Gastbeitrag „Man kümmert sich wenig um uns, solange wir still sind“

Moses Hess wohnte im Gasthof „Zur Stadt London“, wenn er seinen Freund Friedrich Engels in Wuppertal besuchte.

  Im Eckhaus Friedrich-Engels-Allee/Heinz-Kluncker-Straße befand sich das Gasthaus „Zur Stadt London“.

Im Eckhaus Friedrich-Engels-Allee/Heinz-Kluncker-Straße befand sich das Gasthaus „Zur Stadt London“.

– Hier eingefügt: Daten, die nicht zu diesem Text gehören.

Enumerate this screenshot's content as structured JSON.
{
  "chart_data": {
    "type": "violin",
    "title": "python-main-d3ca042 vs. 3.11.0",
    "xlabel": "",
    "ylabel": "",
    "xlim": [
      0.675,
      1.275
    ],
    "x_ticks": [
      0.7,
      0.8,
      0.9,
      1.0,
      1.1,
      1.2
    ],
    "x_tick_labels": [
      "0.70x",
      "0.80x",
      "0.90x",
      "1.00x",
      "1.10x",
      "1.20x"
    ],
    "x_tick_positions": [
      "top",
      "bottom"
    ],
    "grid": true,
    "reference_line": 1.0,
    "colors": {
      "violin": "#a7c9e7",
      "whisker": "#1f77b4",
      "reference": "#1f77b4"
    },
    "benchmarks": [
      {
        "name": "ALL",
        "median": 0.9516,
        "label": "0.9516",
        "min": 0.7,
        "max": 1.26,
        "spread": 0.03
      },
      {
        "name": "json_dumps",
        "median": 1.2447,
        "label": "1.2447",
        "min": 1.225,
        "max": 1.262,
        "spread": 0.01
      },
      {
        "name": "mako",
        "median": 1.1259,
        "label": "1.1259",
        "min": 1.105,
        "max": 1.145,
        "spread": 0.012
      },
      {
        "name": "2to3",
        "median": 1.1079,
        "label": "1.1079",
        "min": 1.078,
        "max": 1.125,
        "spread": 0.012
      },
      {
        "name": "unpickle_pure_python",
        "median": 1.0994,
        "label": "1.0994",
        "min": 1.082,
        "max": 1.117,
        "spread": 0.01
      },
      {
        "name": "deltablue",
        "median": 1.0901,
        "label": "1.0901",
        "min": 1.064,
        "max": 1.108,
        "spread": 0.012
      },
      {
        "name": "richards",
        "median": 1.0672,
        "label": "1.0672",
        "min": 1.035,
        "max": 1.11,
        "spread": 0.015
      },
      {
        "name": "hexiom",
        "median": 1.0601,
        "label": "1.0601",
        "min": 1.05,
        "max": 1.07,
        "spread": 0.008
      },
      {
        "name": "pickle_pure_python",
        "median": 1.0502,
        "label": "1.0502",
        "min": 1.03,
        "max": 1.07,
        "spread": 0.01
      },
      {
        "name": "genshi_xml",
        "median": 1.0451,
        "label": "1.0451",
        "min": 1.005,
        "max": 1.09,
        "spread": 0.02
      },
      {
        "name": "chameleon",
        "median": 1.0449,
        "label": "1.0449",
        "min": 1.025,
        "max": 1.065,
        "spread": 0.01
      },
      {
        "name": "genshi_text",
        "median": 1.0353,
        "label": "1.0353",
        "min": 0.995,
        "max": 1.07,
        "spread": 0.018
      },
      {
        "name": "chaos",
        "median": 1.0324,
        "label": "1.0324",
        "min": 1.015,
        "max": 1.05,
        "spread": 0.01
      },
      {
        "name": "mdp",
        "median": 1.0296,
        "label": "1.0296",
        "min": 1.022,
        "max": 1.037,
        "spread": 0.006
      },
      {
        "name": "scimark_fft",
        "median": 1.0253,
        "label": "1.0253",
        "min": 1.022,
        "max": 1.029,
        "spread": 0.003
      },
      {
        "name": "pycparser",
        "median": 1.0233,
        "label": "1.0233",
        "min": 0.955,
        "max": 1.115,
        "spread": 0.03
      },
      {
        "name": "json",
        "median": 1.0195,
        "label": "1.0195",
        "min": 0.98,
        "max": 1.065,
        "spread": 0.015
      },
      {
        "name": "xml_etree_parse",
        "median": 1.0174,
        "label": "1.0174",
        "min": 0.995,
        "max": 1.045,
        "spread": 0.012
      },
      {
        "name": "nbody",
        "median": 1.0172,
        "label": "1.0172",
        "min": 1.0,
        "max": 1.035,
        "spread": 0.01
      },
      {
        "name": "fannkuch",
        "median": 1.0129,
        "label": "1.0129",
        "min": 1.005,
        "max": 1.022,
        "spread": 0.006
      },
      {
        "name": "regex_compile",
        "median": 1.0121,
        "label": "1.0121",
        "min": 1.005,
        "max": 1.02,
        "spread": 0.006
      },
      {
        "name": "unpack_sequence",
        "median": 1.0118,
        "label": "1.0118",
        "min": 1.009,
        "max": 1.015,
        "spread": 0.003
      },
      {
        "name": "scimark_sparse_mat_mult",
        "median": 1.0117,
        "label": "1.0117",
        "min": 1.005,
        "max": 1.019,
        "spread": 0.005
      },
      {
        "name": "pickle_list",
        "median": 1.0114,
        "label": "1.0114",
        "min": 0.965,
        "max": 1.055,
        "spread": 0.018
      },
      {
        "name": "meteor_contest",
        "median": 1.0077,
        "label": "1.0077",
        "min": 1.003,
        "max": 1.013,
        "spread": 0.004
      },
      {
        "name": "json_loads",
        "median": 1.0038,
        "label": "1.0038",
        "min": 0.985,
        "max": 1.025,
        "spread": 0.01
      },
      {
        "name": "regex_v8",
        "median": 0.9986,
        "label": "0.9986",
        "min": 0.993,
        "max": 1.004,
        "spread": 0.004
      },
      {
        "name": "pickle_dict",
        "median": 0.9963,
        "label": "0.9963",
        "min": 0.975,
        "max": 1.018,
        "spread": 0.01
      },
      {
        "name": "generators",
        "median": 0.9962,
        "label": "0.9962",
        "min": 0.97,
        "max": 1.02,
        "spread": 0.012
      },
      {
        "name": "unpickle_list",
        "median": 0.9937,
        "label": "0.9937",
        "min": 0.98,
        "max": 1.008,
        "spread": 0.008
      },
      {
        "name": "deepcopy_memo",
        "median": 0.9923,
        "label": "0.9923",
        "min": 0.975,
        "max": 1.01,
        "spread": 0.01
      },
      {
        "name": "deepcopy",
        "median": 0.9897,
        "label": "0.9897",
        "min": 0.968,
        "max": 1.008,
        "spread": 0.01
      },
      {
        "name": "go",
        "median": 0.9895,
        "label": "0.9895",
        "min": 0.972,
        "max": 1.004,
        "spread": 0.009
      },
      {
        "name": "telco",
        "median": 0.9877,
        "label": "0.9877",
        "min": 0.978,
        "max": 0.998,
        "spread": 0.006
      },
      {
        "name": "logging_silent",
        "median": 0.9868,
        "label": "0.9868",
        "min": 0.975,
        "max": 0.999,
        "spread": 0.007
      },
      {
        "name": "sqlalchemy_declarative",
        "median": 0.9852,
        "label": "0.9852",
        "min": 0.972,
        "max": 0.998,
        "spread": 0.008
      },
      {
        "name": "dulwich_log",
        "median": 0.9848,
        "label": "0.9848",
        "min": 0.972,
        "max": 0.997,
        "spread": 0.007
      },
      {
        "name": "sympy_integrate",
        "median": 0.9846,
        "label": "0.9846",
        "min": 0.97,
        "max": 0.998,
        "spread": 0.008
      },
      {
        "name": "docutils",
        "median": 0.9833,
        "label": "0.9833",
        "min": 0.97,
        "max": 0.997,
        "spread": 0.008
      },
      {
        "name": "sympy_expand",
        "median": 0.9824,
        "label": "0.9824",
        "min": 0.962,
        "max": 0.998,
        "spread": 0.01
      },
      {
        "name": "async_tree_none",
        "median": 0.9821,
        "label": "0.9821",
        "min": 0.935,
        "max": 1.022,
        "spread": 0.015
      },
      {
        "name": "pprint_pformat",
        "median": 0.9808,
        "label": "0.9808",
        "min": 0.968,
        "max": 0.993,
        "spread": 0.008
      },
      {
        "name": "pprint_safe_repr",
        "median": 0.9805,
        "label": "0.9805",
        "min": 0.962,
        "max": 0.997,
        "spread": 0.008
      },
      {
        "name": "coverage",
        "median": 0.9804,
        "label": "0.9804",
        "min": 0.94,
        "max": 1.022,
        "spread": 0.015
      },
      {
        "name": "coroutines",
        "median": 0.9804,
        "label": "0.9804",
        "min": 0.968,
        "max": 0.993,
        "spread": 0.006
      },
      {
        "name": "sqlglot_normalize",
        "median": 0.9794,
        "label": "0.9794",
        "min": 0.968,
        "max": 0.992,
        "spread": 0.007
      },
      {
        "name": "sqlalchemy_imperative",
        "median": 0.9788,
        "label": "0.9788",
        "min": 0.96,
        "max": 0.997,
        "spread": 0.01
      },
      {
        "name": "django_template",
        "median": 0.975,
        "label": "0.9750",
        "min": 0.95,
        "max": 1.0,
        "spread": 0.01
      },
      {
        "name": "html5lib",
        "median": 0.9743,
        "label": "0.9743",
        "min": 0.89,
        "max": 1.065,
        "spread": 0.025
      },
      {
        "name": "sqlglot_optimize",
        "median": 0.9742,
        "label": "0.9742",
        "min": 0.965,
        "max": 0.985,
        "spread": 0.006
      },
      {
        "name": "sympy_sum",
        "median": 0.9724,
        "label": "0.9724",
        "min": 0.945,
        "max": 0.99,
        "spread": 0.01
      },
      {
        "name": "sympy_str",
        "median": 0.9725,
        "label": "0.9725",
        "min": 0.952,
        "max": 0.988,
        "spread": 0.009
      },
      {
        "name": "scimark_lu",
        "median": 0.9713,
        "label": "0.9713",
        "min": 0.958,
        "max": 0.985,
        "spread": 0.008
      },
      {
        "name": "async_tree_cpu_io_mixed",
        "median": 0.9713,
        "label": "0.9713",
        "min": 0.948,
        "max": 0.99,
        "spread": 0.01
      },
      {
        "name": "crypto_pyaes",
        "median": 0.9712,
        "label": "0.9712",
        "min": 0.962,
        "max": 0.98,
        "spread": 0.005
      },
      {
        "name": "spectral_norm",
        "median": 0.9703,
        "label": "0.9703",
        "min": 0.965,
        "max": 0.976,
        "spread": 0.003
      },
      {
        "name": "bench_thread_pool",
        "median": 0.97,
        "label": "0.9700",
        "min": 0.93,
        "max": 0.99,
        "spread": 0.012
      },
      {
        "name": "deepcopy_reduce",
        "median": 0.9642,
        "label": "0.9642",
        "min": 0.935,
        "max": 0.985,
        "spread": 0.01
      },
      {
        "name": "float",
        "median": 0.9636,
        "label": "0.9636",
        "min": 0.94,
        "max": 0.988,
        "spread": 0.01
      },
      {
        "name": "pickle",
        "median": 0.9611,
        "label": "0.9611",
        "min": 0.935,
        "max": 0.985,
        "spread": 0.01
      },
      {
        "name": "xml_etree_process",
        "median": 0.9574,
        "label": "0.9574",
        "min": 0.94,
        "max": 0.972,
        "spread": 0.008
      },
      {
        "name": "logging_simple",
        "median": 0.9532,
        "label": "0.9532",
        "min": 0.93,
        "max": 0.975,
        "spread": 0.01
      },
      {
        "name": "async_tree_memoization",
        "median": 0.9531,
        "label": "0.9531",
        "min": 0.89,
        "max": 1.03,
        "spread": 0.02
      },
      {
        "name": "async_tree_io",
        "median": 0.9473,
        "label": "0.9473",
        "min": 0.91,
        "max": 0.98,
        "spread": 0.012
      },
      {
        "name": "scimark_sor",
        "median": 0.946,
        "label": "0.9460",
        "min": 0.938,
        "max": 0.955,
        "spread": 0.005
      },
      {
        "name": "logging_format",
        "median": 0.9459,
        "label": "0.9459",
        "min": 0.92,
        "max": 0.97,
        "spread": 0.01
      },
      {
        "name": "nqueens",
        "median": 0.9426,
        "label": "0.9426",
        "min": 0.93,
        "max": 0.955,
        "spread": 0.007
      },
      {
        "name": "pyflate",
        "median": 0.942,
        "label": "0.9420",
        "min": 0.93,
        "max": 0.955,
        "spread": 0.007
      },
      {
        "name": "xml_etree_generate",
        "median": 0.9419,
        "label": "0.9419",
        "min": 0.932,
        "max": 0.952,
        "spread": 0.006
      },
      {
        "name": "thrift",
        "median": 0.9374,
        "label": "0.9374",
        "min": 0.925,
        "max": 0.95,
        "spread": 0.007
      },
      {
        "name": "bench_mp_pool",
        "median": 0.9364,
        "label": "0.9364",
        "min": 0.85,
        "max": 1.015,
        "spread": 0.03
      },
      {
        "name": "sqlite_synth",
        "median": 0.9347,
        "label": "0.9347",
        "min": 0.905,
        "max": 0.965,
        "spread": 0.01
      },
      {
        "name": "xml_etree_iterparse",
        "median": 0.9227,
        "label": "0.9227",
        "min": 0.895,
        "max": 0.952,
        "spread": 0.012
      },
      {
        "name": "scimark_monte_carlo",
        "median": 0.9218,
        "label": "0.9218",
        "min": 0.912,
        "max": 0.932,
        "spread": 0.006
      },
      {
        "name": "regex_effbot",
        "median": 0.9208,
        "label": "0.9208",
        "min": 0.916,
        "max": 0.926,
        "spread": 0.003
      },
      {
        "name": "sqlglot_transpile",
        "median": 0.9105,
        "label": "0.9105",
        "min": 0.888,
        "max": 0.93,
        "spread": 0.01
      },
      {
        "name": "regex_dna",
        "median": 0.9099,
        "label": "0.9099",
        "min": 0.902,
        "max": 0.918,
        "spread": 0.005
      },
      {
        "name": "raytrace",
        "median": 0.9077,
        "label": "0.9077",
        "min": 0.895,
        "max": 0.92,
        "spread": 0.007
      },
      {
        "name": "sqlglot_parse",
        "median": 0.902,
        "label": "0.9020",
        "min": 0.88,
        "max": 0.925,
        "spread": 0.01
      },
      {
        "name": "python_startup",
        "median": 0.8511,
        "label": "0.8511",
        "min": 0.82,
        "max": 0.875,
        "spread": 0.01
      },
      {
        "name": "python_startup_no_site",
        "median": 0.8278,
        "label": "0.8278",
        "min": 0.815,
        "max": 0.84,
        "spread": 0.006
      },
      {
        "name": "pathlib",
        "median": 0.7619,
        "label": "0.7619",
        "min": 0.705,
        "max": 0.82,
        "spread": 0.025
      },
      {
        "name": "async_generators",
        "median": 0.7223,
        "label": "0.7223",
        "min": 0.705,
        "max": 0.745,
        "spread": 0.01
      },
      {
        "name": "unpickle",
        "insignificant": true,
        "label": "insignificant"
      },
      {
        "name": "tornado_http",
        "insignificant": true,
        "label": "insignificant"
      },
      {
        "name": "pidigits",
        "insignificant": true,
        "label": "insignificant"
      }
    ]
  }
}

Foto: Gerd Neumann, Medienzentrum Wuppertal

Im Eckhaus Oberbergische Straße/Allee befand sich 1845 ein kleines Hotel mit dem weltstädtischen Namen „Zur Stadt London“. In diesem Gasthof weilte Moses Hess (1812-1875) aus Köln, wenn er seinen Freund Friedrich Engels in Wuppertal besuchte und mit ihm politische Projekte plante. Im Frühjahr 1845 war der Kontakt intensiv. Hess, Engels und einige andere „junge Kommunisten“ planten große Projekte. Im Februar 1845 hielten sie in Elberfeld die sogenannten „Kommunistischen Versammlungen“ ab und planten die Herausgabe des „Gesellschaftsspiegels“, einer gesellschaftskritischen sozialistischen Zeitung. Natürlich standen sie im Visier der Polizei. Der Bürgermeister von Elberfeld berichtet an die Regierungsbehörde in Düsseldorf. Friedrich Engels schrieb jedoch unbesorgt an Marx: „Im Übrigen ist es hier sehr sicher, man kümmert sich wenig um uns, solange wir still sind, und ich glaube, H[eß] mit seinen Befürchtungen sieht etwas Gespenster.“

Die Fabrikstädte Elberfeld und Barmen mit ihrer großen Konzentration von Industriearbeiterschaft waren für die Kommunisten neben Köln zum wichtigsten Ort ihrer politischen Aktivitäten geworden. Hess plante sogar, seinen Wohnsitz ganz nach Elberfeld zu verlegen. Anfang März 1945, nach dem Verbot ihrer öffentlichen Vorträge im Elberfelder „Zweibrücker Hof“, - den ersten „kommunistischen Versammlungen“ in Deutschland - wurde der Gasthof zur Zentrale für das geplante Zeitungsprojekt. Engels berichtete: „Unser ,Gesellschaftsspiegel’ wird prächtig, der erste Bogen ist schon zensiert und alles durch. Beiträge in Masse. Heß wohnt in Barmen in der ,Stadt London’. Bergenroth wird wahrscheinlich doch so bald nicht dorthin kommen, dagegen ein andrer, den ich nicht nenne, weil dieser Brief doch wohl erbrochen wird.“

Bei seinen Eltern konnte Engels keine Briefe empfangen

Die Adresse an der Oberbergischen Straße nutzte Marx dann auch, um Engels Briefe zukommen zu lassen. Friedrich Engels wohnte bei seinen Eltern. Hier konnte er die Briefe seiner Freunde nicht empfangen. An Marx schrieb er: „Ich lebe Dir jetzt ein Hundeleben. Durch die Versammlungsgeschichten und die ,Liederlichkeit’ mehrerer unserer hiesigen Kommunisten, mit denen ich natürlich umgehe, ist der ganze religiöse Fanatismus meines Alten wieder geweckt. (…) Natürlich heute lange Gesichter über mein spätes Ausbleiben, Andeutungen. (…) Endlich faßt man Courage zu fragen, wo ich gewesen sei. - Bei Heß. – ,Bei Heß! Großer Gott!’ (…) ,Was für eine Umgebung hast Du Dir gewählt!’ - Von (…) dieser christlichen Hetzjagd nach meiner ,Seele’ hast Du keine Ahnung.“

Auch die Inhaberin des Gasthofes bekam Schwierigkeiten und wurde wegen unterlassener Anmeldung des Hess dem Polizeigericht angezeigt. Friedrichs Vater war vermutlich aus erster Quelle unterrichtet, denn als ehrenamtlicher Beigeordneter gehörte er zur Stadtspitze Barmens. Einen Monat später, am 14. April, stellte Friedrich Engels ein Auswanderungsgesuch nach England und verließ die Stadt.